Короткие, напоминавшие деловые переговоры фразы грубо сорвали занавес между Лизе и мерзкой действительностью. Она отчаянно пыталась схватиться за него, стягивая обеими руками ворот платья, словно опасаясь, что мужчина может разорвать на ней одежду и изнасиловать прямо здесь. Она наблюдала за дождем, и несколько нежных строк возникли у нее в сознании и слетели с губ сочными цветами:
Повсюду на улицах дождь,
И он же в сердце моем.
Я целый мир обошла,
Покоя не обретя.
Курт ее не слушал. Со свойственной нищете близорукостью он был поглощен мыслями: как остатками вшивого начального капитала, которым его снабдила фру Томсен, покрыть и счет в ресторане, и такси до станции. Обратный билет у него был. Преодолеть большое расстояние пешком представлялось ему столь же маловероятным, как и позволить женщине платить за себя в общественном месте.

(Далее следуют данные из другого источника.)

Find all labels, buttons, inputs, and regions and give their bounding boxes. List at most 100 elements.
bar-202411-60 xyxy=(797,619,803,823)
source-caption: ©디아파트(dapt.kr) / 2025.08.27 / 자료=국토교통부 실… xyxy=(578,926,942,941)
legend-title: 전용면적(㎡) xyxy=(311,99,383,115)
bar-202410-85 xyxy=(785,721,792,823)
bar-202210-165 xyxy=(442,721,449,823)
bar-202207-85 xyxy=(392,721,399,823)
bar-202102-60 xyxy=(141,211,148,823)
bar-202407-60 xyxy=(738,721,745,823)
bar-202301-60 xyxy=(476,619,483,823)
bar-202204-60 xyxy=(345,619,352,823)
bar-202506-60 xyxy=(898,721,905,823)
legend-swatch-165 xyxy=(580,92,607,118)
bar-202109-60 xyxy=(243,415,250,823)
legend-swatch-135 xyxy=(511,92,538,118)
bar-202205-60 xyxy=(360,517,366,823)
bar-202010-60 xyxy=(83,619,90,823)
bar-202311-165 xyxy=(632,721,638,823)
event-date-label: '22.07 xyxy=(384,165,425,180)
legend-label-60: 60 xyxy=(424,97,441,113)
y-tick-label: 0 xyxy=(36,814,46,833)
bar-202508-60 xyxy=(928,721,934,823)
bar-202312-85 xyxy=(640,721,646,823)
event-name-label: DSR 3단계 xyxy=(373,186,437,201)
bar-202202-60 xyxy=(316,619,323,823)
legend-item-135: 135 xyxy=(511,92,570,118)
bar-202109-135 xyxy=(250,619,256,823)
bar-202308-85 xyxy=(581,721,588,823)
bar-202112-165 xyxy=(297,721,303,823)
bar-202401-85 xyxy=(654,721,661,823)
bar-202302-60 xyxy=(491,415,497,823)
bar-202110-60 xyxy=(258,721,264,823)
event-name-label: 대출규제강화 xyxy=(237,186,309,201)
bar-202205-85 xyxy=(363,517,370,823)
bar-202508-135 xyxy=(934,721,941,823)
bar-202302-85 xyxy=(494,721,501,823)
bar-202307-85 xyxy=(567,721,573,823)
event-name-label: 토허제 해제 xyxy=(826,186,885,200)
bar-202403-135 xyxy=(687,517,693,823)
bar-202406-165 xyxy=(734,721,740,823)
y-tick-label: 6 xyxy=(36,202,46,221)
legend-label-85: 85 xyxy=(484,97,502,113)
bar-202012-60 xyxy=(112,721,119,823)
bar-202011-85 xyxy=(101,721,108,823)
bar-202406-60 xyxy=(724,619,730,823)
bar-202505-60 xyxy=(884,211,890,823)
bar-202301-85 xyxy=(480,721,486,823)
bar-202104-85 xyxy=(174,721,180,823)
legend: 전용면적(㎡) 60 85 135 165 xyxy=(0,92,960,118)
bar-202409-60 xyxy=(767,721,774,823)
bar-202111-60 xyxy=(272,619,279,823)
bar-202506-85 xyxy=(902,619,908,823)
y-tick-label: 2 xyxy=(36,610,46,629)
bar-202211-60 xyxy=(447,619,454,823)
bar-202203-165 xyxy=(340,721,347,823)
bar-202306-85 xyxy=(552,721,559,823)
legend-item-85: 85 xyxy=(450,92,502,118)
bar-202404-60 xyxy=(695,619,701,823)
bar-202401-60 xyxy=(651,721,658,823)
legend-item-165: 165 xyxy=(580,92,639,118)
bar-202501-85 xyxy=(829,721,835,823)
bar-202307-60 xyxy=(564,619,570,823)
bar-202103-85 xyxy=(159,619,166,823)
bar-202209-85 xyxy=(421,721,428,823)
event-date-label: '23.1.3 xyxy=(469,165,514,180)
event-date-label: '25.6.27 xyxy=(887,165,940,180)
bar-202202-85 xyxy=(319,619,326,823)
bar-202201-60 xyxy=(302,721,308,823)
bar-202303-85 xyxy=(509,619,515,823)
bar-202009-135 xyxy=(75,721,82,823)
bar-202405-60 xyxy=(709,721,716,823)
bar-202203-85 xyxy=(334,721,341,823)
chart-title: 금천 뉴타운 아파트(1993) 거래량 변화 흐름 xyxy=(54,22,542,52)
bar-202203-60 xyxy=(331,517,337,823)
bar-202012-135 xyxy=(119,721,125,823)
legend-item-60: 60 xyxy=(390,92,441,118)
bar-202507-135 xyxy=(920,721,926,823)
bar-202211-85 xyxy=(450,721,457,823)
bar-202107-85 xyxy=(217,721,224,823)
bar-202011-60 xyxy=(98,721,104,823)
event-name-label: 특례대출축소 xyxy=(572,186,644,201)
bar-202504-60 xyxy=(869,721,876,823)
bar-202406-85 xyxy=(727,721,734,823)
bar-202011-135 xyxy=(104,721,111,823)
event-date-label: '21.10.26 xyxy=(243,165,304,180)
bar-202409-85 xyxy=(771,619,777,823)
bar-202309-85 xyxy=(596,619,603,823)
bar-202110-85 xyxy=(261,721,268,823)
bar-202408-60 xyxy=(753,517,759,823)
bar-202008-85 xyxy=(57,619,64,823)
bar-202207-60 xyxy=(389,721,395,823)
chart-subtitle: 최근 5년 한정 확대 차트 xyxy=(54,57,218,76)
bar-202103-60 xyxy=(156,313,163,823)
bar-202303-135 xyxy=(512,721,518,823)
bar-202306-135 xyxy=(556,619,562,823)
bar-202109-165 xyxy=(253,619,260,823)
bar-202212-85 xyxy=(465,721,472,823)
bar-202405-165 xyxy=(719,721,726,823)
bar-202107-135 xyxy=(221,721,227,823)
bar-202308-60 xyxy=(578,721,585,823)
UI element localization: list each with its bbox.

– Верлен… – совершенно напрасно объясняла ему Лизе, пытаясь припомнить отрывки письма Курта, за которые уцепилась, потому что Грете они показались очаровательными. Что-то насчет прерванного юридического образования, которое, к сожалению, не оставляло ему столько времени, сколько бы он хотел посвящать литературе, а ведь именно она была его любимым предметом в гимназии. Что-то насчет неловкой ситуации – какой-то скорой перспективы. Одинокий, жаждущий любви. Лизе захотелось – несчастье сделало ее такой же близорукой, как нищета – Курта – со всем этим покончить, вернуться домой и дать Грете удовлетворительный отчет, та наверняка нетерпеливо ждала ее в комнате с оранжевым светом от гардин, вечно задернутых. Неожиданно ее снова накрыло страхом, что Грету могли выписать, пока она транжирила тут время. Накрыло так сильно, что ей необходимо было узнать об этом прямо сейчас.

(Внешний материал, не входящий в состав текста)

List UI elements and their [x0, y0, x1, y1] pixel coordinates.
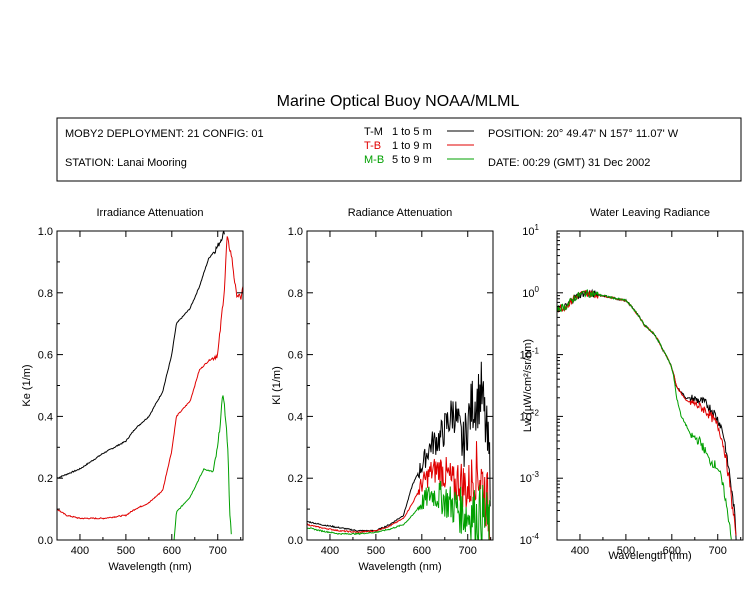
plot-frame — [556, 230, 744, 541]
station-text: STATION: Lanai Mooring — [65, 157, 187, 169]
legend-code-m-b: M-B — [364, 154, 384, 166]
legend: T-M 1 to 5 m T-B 1 to 9 m M-B 5 to 9 m — [364, 126, 474, 166]
series-line-t-m — [57, 231, 225, 479]
y-tick-label: 0.0 — [38, 535, 53, 547]
legend-range-t-m: 1 to 5 m — [392, 126, 432, 138]
y-tick-label: 0.4 — [38, 411, 53, 423]
y-tick-label: 0.0 — [288, 535, 303, 547]
plot-frame — [306, 230, 494, 541]
legend-range-m-b: 5 to 9 m — [392, 154, 432, 166]
series-line-m-b — [173, 395, 232, 540]
series-group — [57, 231, 243, 540]
y-tick-label: 10-3 — [520, 470, 540, 485]
series-line-t-b — [57, 236, 243, 520]
legend-range-t-b: 1 to 9 m — [392, 140, 432, 152]
x-axis-label: Wavelength (nm) — [608, 550, 691, 562]
series-line-t-m — [307, 361, 491, 532]
y-tick-label: 0.8 — [288, 288, 303, 300]
panel-1: Irradiance Attenuation 400 500 600 700 0.0 0.2… — [21, 207, 244, 573]
x-tick-label: 400 — [571, 545, 589, 557]
legend-code-t-b: T-B — [364, 140, 381, 152]
x-tick-label: 400 — [321, 545, 339, 557]
panel-title: Radiance Attenuation — [348, 207, 453, 219]
series-line-m-b — [307, 480, 491, 540]
legend-code-t-m: T-M — [364, 126, 383, 138]
panel-title: Irradiance Attenuation — [96, 207, 203, 219]
y-tick-label: 0.6 — [38, 350, 53, 362]
y-tick-label: 1.0 — [38, 226, 53, 238]
panel-2: Radiance Attenuation 400 500 600 700 0.0 0.2 0.… — [271, 207, 494, 573]
info-box-frame — [56, 117, 742, 182]
x-tick-label: 600 — [663, 545, 681, 557]
y-tick-label: 1.0 — [288, 226, 303, 238]
series-group — [557, 288, 737, 540]
y-tick-label: 0.8 — [38, 288, 53, 300]
x-axis-label: Wavelength (nm) — [358, 561, 441, 573]
y-tick-label: 100 — [522, 285, 539, 300]
y-axis-label: Lw (µW/cm²/sr/nm) — [522, 339, 534, 432]
series-line-t-b — [307, 441, 491, 540]
y-tick-label: 101 — [522, 223, 539, 238]
x-tick-label: 500 — [617, 545, 635, 557]
y-tick-label: 0.2 — [288, 473, 303, 485]
chart-panels: Irradiance Attenuation 400 500 600 700 0.0 0.2… — [21, 207, 744, 573]
position-text: POSITION: 20° 49.47' N 157° 11.07' W — [488, 128, 679, 140]
x-tick-label: 600 — [413, 545, 431, 557]
y-tick-label: 10-4 — [520, 532, 540, 547]
panel-title: Water Leaving Radiance — [590, 207, 710, 219]
deployment-text: MOBY2 DEPLOYMENT: 21 CONFIG: 01 — [65, 128, 264, 140]
series-group — [307, 361, 491, 540]
y-tick-label: 0.6 — [288, 350, 303, 362]
x-axis-label: Wavelength (nm) — [108, 561, 191, 573]
y-axis-label: Ke (1/m) — [21, 364, 33, 406]
y-tick-label: 0.2 — [38, 473, 53, 485]
chart-title: Marine Optical Buoy NOAA/MLML — [277, 93, 520, 110]
date-text: DATE: 00:29 (GMT) 31 Dec 2002 — [488, 157, 650, 169]
x-tick-label: 600 — [163, 545, 181, 557]
x-tick-label: 500 — [367, 545, 385, 557]
y-tick-label: 0.4 — [288, 411, 303, 423]
info-box: MOBY2 DEPLOYMENT: 21 CONFIG: 01 STATION:… — [56, 117, 742, 182]
x-tick-label: 700 — [209, 545, 227, 557]
x-tick-label: 700 — [709, 545, 727, 557]
x-tick-label: 400 — [71, 545, 89, 557]
x-tick-label: 700 — [459, 545, 477, 557]
y-axis-label: Kl (1/m) — [271, 366, 283, 405]
series-line-m-b — [557, 289, 732, 540]
plot-frame — [56, 230, 244, 541]
x-tick-label: 500 — [117, 545, 135, 557]
panel-3: Water Leaving Radiance 400 500 600 700 10-4 10… — [520, 207, 744, 562]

– Мне нужно отлучиться и позвонить, – объяснила она и положила на стол три бумажные купюры по десять крон. – Ты пока можешь рассчитаться, – она отлично понимала его смущение, так что выбрала легкий и тактичный способ помочь ему с этим справиться. Лизе перешла на «ты»: он моложе ее и не мог предложить подобное первым.
– Грета, – произнесла она задыхаясь, – главный врач уже заходил?
– Нет, он заболел, тебе нечего опасаться. Ну как дела?
– Великолепно, – Лизе счастливо рассмеялась. – Он ужасно милый. И сделал комплимент твоему платью.
– Серьезно сделал? Значит, я не ошиблась в его письме. Не забудь в конце дать ему ключи от квартиры.
– Да, но ему нужны деньги – кажется, у него нет и пяти эре.
– Отдай ему всё, что у тебя с собой, – велела Грета, – а завтра можешь отправить чек. И спроси, умеет ли он готовить. Ты рассказывала, что фру Андерсен не особо хорошо это делает.
– Да, спрошу, – пообещала Лизе, укутанная не только в платье Греты, но и в ее безграничное доверие к молодым людям с образованием и изящным стилем письма.
C разгоряченными щеками она поспешила к столу, напоминая теперь уже не подбитую птаху, а скорее ту, кого Курт с ужасом представлял себе как знатную даму. Он слишком устал, чтобы вообразить что-либо, кроме долгого сна в нежной постели под одеялом какого-то незнакомца.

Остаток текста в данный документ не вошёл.